Speaking of Finley, I’m pretty floored by his work here. Not only is the script exceptionally well-structured and paced, the storytelling is constantly clean and robust. “Thoroughbreds” is a cool 88 minutes, and it’s amazing how much mileage Finley gets out of the compact runtime. At the same time, the big issue most playwrights face when adapting their work to the screen is a lack of an exploration of space–cinema has a lot more opportunities for settings and scenery than a play, and playwrights who write scripts sometimes fail to actualize the potential of the medium (looking at you, edgelord Martin McDonagh). But Finley seems to be a natural at directing for the screen: He uses long, intimate and slow takes to bring the audience into each area, and his sound design is spot-on. Finally, Finley makes a good choice not making Lily’s step father explicitly physically abusive, as that would make Lily and Amanda’s plot to kill him much more morally justified. As it stands, the movie operates in a much more interesting grey-area, setting up for a superior (and relatively unhappy) ending.

But more than anyone—even golden boy Finley—the movie belongs to supporting actor Anton Yelchin.
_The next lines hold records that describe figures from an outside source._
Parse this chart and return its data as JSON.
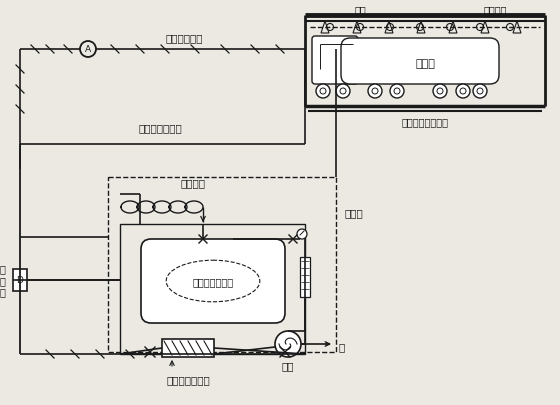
{
  "bg_color": "#ece9e3",
  "line_color": "#1a1a1a",
  "fig_width": 5.6,
  "fig_height": 4.06,
  "dpi": 100,
  "labels": {
    "signal_amp": "信号放大装置",
    "foam_mix_line": "泡沫混合液管线",
    "aux_hose": "辅助软管",
    "bladder_tank": "囊式泡沫液储罐",
    "rain_valve": "雨\n淋\n阀",
    "foam_mixer": "泡沫比例混合器",
    "foam_station": "泡沫站",
    "water": "水",
    "water_pump": "水泵",
    "detector": "探头",
    "foam_nozzle": "泡沫喷头",
    "ground_nozzle": "落地雾化泡沫喷头",
    "oil_tanker": "油槽车"
  }
}
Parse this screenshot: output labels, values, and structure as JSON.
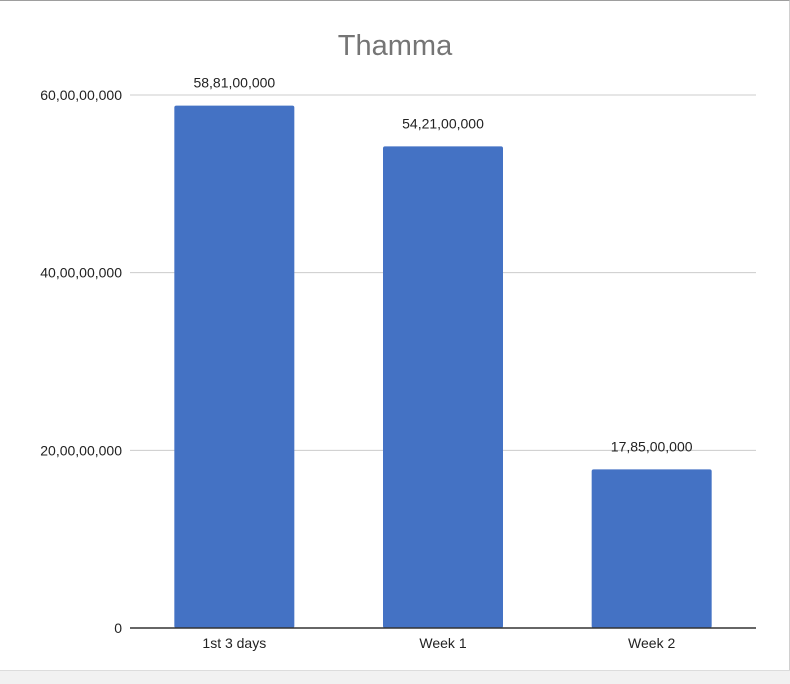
{
  "chart_data": {
    "type": "bar",
    "title": "Thamma",
    "xlabel": "",
    "ylabel": "",
    "categories": [
      "1st 3 days",
      "Week 1",
      "Week 2"
    ],
    "values": [
      588100000,
      542100000,
      178500000
    ],
    "data_labels": [
      "58,81,00,000",
      "54,21,00,000",
      "17,85,00,000"
    ],
    "ylim": [
      0,
      600000000
    ],
    "y_ticks": [
      0,
      200000000,
      400000000,
      600000000
    ],
    "y_tick_labels": [
      "0",
      "20,00,00,000",
      "40,00,00,000",
      "60,00,00,000"
    ],
    "grid": true,
    "legend": "none",
    "bar_color": "#4472c4"
  }
}
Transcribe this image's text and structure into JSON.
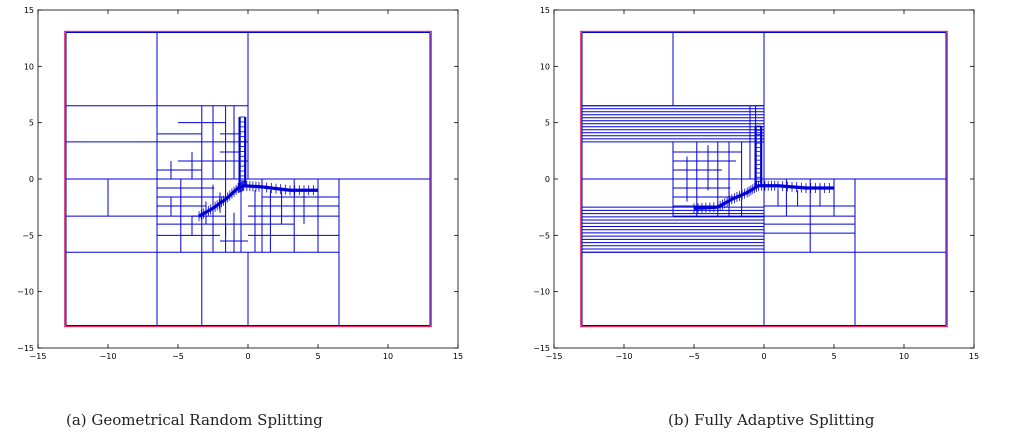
{
  "figures": [
    {
      "caption": "(a)  Geometrical Random Splitting",
      "chart_data": {
        "type": "diagram",
        "xlim": [
          -15,
          15
        ],
        "ylim": [
          -15,
          15
        ],
        "xticks": [
          -15,
          -10,
          -5,
          0,
          5,
          10,
          15
        ],
        "yticks": [
          -15,
          -10,
          -5,
          0,
          5,
          10,
          15
        ],
        "domain_boundary": {
          "color": "#e0003c",
          "rect": [
            -13,
            -13,
            13,
            13
          ]
        },
        "grid_color": "#0000d6",
        "segments": [
          [
            -13,
            -13,
            13,
            -13
          ],
          [
            13,
            -13,
            13,
            13
          ],
          [
            13,
            13,
            -13,
            13
          ],
          [
            -13,
            13,
            -13,
            -13
          ],
          [
            -6.5,
            -13,
            -6.5,
            13
          ],
          [
            0,
            13,
            0,
            0
          ],
          [
            -13,
            0,
            13,
            0
          ],
          [
            -13,
            6.5,
            0,
            6.5
          ],
          [
            -13,
            3.3,
            -6.5,
            3.3
          ],
          [
            -13,
            -6.5,
            6.5,
            -6.5
          ],
          [
            -10,
            0,
            -10,
            -3.3
          ],
          [
            -13,
            -3.3,
            -3.3,
            -3.3
          ],
          [
            -6.5,
            -3.3,
            -6.5,
            -6.5
          ],
          [
            -3.3,
            -6.5,
            -3.3,
            -13
          ],
          [
            0,
            -6.5,
            0,
            -13
          ],
          [
            6.5,
            0,
            6.5,
            -13
          ],
          [
            -6.5,
            -1.6,
            -1.6,
            -1.6
          ],
          [
            -6.5,
            -4,
            0,
            -4
          ],
          [
            -6.5,
            -5,
            -2,
            -5
          ],
          [
            -4.8,
            0,
            -4.8,
            -6.5
          ],
          [
            -3.3,
            6.5,
            -3.3,
            -6.5
          ],
          [
            -1.6,
            6.5,
            -1.6,
            -6.5
          ],
          [
            -5,
            5,
            -1.6,
            5
          ],
          [
            -6.5,
            4,
            -3.3,
            4
          ],
          [
            -6.5,
            3.3,
            0,
            3.3
          ],
          [
            -5,
            1.6,
            0,
            1.6
          ],
          [
            -6.5,
            0.8,
            -3.3,
            0.8
          ],
          [
            -2.5,
            6.5,
            -2.5,
            0
          ],
          [
            -4,
            2.4,
            -4,
            0
          ],
          [
            -5.5,
            1.6,
            -5.5,
            0
          ],
          [
            -2,
            4,
            -0.5,
            4
          ],
          [
            -1,
            6.5,
            -1,
            0
          ],
          [
            -2,
            2.4,
            -0.6,
            2.4
          ],
          [
            -6.5,
            -2.4,
            -3,
            -2.4
          ],
          [
            -5.5,
            -1.6,
            -5.5,
            -3.3
          ],
          [
            -2.5,
            -0.5,
            -2.5,
            -6.5
          ],
          [
            -1.6,
            -4,
            -1.6,
            -5
          ],
          [
            -4,
            -3.3,
            -4,
            -5
          ],
          [
            -2,
            -5.5,
            0,
            -5.5
          ],
          [
            -1,
            -3,
            -1,
            -6.5
          ],
          [
            -0.5,
            -1,
            -0.5,
            -6.5
          ],
          [
            0.5,
            -1,
            0.5,
            -6.5
          ],
          [
            1,
            0,
            1,
            -6.5
          ],
          [
            1.6,
            -1,
            1.6,
            -6.5
          ],
          [
            2.4,
            -1,
            2.4,
            -4
          ],
          [
            3.3,
            0,
            3.3,
            -6.5
          ],
          [
            4,
            -1,
            4,
            -4
          ],
          [
            5,
            0,
            5,
            -6.5
          ],
          [
            0,
            -2.4,
            6.5,
            -2.4
          ],
          [
            0,
            -3.3,
            6.5,
            -3.3
          ],
          [
            0,
            -4,
            3.3,
            -4
          ],
          [
            0,
            -5,
            6.5,
            -5
          ],
          [
            1,
            -1.6,
            6.5,
            -1.6
          ],
          [
            -6.5,
            -0.8,
            -2.4,
            -0.8
          ],
          [
            -4,
            -3.3,
            -1.6,
            -3.3
          ],
          [
            -3,
            -2,
            -3,
            -4
          ],
          [
            -2,
            -1.2,
            -2,
            -3
          ]
        ],
        "dense_path": [
          [
            -3.5,
            -3.3
          ],
          [
            -2.5,
            -2.6
          ],
          [
            -1.6,
            -1.8
          ],
          [
            -0.7,
            -0.8
          ],
          [
            -0.3,
            -0.6
          ],
          [
            1.0,
            -0.7
          ],
          [
            3.0,
            -1.0
          ],
          [
            5.0,
            -1.0
          ]
        ],
        "dense_vertical": [
          [
            -0.4,
            -0.6
          ],
          [
            -0.4,
            5.5
          ]
        ],
        "dense_vertical_x": [
          -0.6,
          -0.2
        ]
      }
    },
    {
      "caption": "(b)  Fully Adaptive Splitting",
      "chart_data": {
        "type": "diagram",
        "xlim": [
          -15,
          15
        ],
        "ylim": [
          -15,
          15
        ],
        "xticks": [
          -15,
          -10,
          -5,
          0,
          5,
          10,
          15
        ],
        "yticks": [
          -15,
          -10,
          -5,
          0,
          5,
          10,
          15
        ],
        "domain_boundary": {
          "color": "#e0003c",
          "rect": [
            -13,
            -13,
            13,
            13
          ]
        },
        "grid_color": "#0000d6",
        "segments": [
          [
            -13,
            -13,
            13,
            -13
          ],
          [
            13,
            -13,
            13,
            13
          ],
          [
            13,
            13,
            -13,
            13
          ],
          [
            -13,
            13,
            -13,
            -13
          ],
          [
            -6.5,
            13,
            -6.5,
            6.5
          ],
          [
            0,
            13,
            0,
            -13
          ],
          [
            -13,
            0,
            13,
            0
          ],
          [
            6.5,
            0,
            6.5,
            -13
          ],
          [
            0,
            -6.5,
            13,
            -6.5
          ],
          [
            -13,
            6.5,
            0,
            6.5
          ],
          [
            -13,
            -6.5,
            0,
            -6.5
          ],
          [
            -6.5,
            3.3,
            -6.5,
            -3.3
          ],
          [
            -6.5,
            -3.3,
            6.5,
            -3.3
          ],
          [
            -4.8,
            3.3,
            -4.8,
            -3.3
          ],
          [
            -3.3,
            3.3,
            -3.3,
            -3.3
          ],
          [
            -2.5,
            3.3,
            -2.5,
            -3.3
          ],
          [
            -1.6,
            3.3,
            -1.6,
            -3.3
          ],
          [
            -4,
            3,
            -4,
            -1
          ],
          [
            -5.5,
            2,
            -5.5,
            -2
          ],
          [
            -6.5,
            2.4,
            -1.6,
            2.4
          ],
          [
            -6.5,
            1.6,
            -2,
            1.6
          ],
          [
            -6.5,
            0.8,
            -3,
            0.8
          ],
          [
            -6.5,
            -0.8,
            -2.4,
            -0.8
          ],
          [
            -6.5,
            -1.6,
            -1.6,
            -1.6
          ],
          [
            -6.5,
            -2.4,
            -3.3,
            -2.4
          ],
          [
            -1,
            6.5,
            -1,
            0
          ],
          [
            -0.6,
            6.5,
            -0.6,
            0
          ],
          [
            0,
            -4,
            6.5,
            -4
          ],
          [
            0,
            -4.8,
            6.5,
            -4.8
          ],
          [
            0,
            -2.4,
            6.5,
            -2.4
          ],
          [
            1.6,
            0,
            1.6,
            -3.3
          ],
          [
            3.3,
            0,
            3.3,
            -6.5
          ],
          [
            5,
            0,
            5,
            -3.3
          ],
          [
            4,
            -0.5,
            4,
            -2.4
          ],
          [
            2.4,
            -1,
            2.4,
            -2.4
          ],
          [
            1,
            -1,
            1,
            -2.4
          ]
        ],
        "hstripes_top": {
          "x0": -13,
          "x1": 0,
          "y_from": 3.3,
          "y_to": 6.5,
          "count": 12
        },
        "hstripes_bottom": {
          "x0": -13,
          "x1": 0,
          "y_from": -6.5,
          "y_to": -2.5,
          "count": 14
        },
        "dense_path": [
          [
            -5,
            -2.6
          ],
          [
            -3.3,
            -2.5
          ],
          [
            -2.3,
            -1.8
          ],
          [
            -1.2,
            -1.2
          ],
          [
            -0.4,
            -0.6
          ],
          [
            1.0,
            -0.6
          ],
          [
            3.0,
            -0.8
          ],
          [
            5.0,
            -0.8
          ]
        ],
        "dense_vertical": [
          [
            -0.4,
            -0.6
          ],
          [
            -0.4,
            4.7
          ]
        ],
        "dense_vertical_x": [
          -0.6,
          -0.2
        ]
      }
    }
  ]
}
He plays Tim, a low level drug dealer and a stark foil to Lily and Amanda’s affluence. Yelchin is great—a little bit dangerous and very funny—in his final role on film. Mostly known for his work in the recent “Star Trek” films, Yelchin passed away in June of 2016 after a freak accident, two weeks after he completed his work on “Thoroughbreds.” Yelchin’s always had a youthful charisma, but here he gets to play a little bit against type and he’s superb. It’s supremely sad what happened to the young actor, but a least a little bit of Yelchin will always live on in “Thoroughbreds.”

The only modifier I would add to my blistering recommendation of “Thoroughbreds” is that it is a very dark movie. If you aren’t looking for a grittier version of “Heathers,” maybe this isn’t the movie for you. Regardless, this is an amazing debut for Finley, and a really awesome thriller. “Thoroughbreds” is a perfect surprise, a tense, stylish and quality film.